И пошли, втиснулись в еловую стену. А через миг и лыжи сняли – невозможно на них: ёлки так часто стоят. Лезем, продираемся, лица свои об жёсткие колючие ветки царапаем, и не свернуть, хоть и знаю я, что совсем рядом можно хоть бегом бежать, да и товарищ мой знает. Знает, но мужественно молчит, в руках у него навигатор, а в нём маршрут – и не свернуть с этого маршрута, хоть умри.

            Метров сто прошли всего, солнце встало, и сразу отпустил мороз и впору нам уже лишнее с себя скидывать – взмокли все.

             Продрались, встали отдышаться, дальше полегче будет.

- Следы-то были какие? – спрашивает товарищ.

            Головой мотаю: не было. Постояли ещё чуть-чуть.

- Ну двинули?

- Двинули.

            Снега много, лыжню торим попеременно по пятнадцать минут: он – я, он – я.  Солнце-то весеннее, уже и снег подтаивать начал, к лыжам немного липнет. Я все встречные следы посошком своим перечёркиваю, чтобы завтра только свежие подсчитать, товарищ по навигатору маршрут сверяет, чтоб не сбиться. Иногда останавливаемся, глубину снега меряем, я на дощечку свою пишу: 60, 75, 50, а где и 80.

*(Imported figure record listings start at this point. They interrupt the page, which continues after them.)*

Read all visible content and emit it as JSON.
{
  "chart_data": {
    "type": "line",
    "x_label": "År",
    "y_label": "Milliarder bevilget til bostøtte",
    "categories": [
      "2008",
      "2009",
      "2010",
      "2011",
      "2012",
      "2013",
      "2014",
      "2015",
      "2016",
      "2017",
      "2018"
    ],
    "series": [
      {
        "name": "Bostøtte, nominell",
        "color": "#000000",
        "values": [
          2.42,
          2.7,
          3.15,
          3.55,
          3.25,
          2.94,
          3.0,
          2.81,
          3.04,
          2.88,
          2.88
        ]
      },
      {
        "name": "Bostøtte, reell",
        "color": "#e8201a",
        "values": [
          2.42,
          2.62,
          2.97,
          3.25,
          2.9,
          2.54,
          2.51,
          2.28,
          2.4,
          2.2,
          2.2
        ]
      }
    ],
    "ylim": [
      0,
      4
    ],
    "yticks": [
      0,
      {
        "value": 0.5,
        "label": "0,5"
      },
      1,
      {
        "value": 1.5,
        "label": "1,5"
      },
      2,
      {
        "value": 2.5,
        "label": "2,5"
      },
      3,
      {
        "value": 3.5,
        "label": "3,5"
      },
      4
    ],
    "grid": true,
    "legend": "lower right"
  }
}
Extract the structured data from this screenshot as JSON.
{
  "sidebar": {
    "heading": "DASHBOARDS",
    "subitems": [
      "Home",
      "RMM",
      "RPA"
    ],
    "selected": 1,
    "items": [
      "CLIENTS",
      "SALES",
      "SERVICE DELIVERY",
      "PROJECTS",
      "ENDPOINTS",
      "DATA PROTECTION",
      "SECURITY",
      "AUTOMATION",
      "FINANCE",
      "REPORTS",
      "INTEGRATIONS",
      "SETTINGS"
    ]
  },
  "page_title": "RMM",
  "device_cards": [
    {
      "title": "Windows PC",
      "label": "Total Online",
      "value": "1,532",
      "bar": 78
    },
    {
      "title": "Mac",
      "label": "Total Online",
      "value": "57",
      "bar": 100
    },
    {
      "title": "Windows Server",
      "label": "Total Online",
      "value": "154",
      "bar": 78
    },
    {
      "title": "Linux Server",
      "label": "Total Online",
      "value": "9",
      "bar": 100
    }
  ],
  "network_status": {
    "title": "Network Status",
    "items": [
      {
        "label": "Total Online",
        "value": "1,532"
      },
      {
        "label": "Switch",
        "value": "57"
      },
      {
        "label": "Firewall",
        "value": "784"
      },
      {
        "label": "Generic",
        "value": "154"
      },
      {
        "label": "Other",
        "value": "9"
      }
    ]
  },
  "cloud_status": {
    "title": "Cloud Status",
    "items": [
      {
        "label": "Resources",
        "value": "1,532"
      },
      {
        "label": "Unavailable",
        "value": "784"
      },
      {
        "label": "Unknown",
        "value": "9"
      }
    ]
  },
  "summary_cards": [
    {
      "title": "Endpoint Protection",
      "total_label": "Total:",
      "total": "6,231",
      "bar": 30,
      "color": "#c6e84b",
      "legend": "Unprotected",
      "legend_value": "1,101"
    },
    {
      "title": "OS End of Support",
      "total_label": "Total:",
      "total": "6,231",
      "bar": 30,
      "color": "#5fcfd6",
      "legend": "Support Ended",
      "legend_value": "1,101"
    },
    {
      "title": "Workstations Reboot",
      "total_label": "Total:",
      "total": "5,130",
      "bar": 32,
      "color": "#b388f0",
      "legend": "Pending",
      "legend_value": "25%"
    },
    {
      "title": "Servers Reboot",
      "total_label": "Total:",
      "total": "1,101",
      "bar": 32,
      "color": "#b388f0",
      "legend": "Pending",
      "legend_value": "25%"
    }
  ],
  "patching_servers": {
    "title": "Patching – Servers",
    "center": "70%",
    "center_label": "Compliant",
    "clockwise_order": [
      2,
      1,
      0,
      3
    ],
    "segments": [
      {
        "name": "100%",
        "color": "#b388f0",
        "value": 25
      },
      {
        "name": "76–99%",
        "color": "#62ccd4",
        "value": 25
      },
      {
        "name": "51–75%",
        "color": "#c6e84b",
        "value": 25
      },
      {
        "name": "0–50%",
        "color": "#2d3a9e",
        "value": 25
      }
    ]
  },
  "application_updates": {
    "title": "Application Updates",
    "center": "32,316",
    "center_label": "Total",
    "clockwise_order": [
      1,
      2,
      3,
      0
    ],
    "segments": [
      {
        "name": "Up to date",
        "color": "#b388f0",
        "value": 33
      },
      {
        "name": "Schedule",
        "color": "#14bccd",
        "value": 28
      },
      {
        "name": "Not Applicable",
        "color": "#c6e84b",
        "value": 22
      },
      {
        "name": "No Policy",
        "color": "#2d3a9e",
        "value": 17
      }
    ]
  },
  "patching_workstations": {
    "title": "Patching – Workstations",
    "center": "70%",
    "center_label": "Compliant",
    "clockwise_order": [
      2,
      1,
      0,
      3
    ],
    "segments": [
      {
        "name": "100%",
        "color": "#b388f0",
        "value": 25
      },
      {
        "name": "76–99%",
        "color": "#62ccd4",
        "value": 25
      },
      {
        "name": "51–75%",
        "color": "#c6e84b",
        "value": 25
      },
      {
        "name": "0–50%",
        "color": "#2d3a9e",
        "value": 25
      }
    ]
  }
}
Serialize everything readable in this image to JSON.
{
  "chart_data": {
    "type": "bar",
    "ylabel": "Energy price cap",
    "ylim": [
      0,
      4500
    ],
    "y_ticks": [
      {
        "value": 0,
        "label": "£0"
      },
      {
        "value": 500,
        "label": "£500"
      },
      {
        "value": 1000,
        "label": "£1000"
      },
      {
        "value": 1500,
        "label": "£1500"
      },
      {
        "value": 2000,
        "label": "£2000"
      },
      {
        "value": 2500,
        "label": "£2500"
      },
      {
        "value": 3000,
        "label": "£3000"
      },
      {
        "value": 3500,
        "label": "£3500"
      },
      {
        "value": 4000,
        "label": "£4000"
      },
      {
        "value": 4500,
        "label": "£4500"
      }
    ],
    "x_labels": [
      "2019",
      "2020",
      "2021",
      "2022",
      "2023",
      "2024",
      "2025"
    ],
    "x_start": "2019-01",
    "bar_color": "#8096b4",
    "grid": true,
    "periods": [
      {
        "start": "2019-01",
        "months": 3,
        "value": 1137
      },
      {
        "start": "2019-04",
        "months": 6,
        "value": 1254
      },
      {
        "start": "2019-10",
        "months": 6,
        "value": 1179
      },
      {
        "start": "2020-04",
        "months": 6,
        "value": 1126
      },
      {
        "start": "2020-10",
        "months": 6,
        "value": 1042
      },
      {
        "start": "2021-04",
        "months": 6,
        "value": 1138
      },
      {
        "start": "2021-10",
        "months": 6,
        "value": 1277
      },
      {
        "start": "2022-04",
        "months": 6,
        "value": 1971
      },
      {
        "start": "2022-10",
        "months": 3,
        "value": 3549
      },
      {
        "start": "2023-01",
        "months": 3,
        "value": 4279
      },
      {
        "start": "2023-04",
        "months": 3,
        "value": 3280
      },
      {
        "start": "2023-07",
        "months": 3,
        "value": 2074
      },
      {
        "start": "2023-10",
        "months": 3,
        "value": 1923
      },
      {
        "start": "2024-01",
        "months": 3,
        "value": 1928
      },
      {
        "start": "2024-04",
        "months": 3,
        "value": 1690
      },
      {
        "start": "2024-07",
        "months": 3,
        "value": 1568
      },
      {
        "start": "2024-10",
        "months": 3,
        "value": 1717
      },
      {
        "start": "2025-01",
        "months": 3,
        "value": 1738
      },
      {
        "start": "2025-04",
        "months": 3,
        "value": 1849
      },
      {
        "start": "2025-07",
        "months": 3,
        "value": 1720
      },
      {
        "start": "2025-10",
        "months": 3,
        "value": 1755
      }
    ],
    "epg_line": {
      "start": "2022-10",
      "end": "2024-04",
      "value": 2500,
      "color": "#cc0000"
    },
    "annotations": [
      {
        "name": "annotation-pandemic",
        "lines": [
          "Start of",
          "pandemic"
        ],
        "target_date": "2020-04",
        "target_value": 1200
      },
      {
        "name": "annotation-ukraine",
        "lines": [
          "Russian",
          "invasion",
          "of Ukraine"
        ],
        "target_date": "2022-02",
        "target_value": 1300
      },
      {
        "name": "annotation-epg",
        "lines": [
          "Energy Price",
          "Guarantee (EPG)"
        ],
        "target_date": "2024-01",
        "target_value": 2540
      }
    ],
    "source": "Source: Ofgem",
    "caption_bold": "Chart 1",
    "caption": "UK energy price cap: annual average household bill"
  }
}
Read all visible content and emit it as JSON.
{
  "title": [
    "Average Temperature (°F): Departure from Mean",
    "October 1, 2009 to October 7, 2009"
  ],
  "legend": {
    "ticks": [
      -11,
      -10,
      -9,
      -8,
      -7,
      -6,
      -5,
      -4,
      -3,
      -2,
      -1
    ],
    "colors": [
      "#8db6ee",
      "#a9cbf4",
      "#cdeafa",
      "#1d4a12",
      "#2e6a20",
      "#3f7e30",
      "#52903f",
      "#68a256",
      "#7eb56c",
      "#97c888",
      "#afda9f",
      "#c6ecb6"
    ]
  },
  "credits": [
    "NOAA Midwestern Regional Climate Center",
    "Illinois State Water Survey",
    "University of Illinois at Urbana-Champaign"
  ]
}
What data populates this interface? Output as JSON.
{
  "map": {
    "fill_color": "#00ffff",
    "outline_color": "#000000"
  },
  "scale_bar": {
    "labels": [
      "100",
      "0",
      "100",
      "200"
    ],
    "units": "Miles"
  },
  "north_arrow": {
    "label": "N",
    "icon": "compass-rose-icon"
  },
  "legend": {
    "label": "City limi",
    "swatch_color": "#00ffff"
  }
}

            Идти полегче теперь, сосняком продвигаемся. Ещё немного так пройдём, дальше маршрут в болото спускается. Болото верховое, по краям ивняки, по центру остров сосновый – сосны не обхватишь: лесоруб не добирался туда ни разу, потому что не промерзает там никогда. Ставит товарищ точку 002 на маршруте – границу отмечает между лесом и болотом: границу среды обитания. И когда мы снова войдём в лес, ещё одну точку он поставит, чтобы потом можно было сосчитать, сколько километров прошли мы лесом, а сколько болотом. Зайцами натоптано так, что я опускаю свой посошок и черчу им за собой по снегу непрерывную черту: каждый след перечёркивать, до вечера не управишься.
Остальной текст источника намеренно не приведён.